If only I had known … that today was going to be the last day of what I knew as “normal.”
That I could possibly have made my last phone call to order my Corliss wrap, with melba in and melba out, from the Village Cafe across the street.
That it would be the last hug, or the last friendly smile at the grocery store.
When I walked out today I didn’t realize how different things would be from this point on. That my next step in would feel completely foreign, suspicious and cold.
It might have been my last Sunday afternoon of freely walking down to browse my favorite consignment store. Searching for treasures, trying on clothes and catching up with my friends in the shop.
No more looking through the peephole of the P.O. Box at the post office, or moving forward to the counter without an invitation to do so.
It could have been my last embrace on the sidewalk, and grasp of a good friend’s hand, just because.
Was it truly the last day of the comfortable life I once knew?
Yes, indeed, I know there will be a new life, a new way and a new “normal” made. Full of zoom calls and video lessons, plexi-glass and explicit social instruction.
It will be filled with talking outside of fences instead of within, while peering over the tops of our masks.
But maybe there is a glimmer of a silver lining. An open window filled with long dinner hours, long walks and long talks that our busy schedules always seemed to overpower just a few short weeks ago.
Less busy, less smog, less spending …
Will we choose to carry some of this slowdown into the future with us? Oh, lord, I hope so …
Patience, humor and each other ...
There are whispers of a quiet summer spent by the lake, with hopes that some forms of travel will resume for visits to those we love and vacations that we have already planned.
I have prayers for the hopeless, penniless and worried, as I wonder whether or not our leaders will get this figured out.
I have faith that this too shall pass, and once again we will be back on our way with a different look, a better system and a lesson learned, perhaps.
Is it possible?
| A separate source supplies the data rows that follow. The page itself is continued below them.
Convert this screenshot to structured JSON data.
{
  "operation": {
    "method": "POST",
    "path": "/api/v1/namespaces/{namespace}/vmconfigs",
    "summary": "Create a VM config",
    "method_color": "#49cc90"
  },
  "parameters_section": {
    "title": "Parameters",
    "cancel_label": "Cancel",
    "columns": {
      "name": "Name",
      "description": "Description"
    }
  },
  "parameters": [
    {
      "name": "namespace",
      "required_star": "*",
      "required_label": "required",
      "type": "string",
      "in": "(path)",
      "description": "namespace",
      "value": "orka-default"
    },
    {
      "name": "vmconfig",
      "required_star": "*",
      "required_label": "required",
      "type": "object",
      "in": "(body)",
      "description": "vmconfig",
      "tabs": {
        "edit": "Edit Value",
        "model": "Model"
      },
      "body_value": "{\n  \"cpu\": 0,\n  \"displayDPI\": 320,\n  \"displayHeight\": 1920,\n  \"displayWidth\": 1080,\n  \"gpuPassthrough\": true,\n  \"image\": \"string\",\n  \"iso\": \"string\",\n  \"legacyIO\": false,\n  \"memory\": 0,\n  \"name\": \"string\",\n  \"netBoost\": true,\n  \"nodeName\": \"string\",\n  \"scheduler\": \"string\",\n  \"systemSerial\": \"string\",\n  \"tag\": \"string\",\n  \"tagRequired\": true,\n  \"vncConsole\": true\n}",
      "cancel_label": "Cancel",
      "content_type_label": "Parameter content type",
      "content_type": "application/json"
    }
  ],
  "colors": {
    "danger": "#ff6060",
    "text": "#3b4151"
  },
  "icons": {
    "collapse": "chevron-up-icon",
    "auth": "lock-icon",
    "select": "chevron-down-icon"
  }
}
It could be the start of a long road ahead …
And to the class of 2020 … when you walked down the steps of your high school that day, unknowingly you were being pushed into the arms of a great big world of uncertainty … far, far away from all that you have known. I am optimistic that at the end you will find peace with what you lost, and a comfort from the love and support of your family and your friends.
But above all, I hope that you find a contentment within yourself.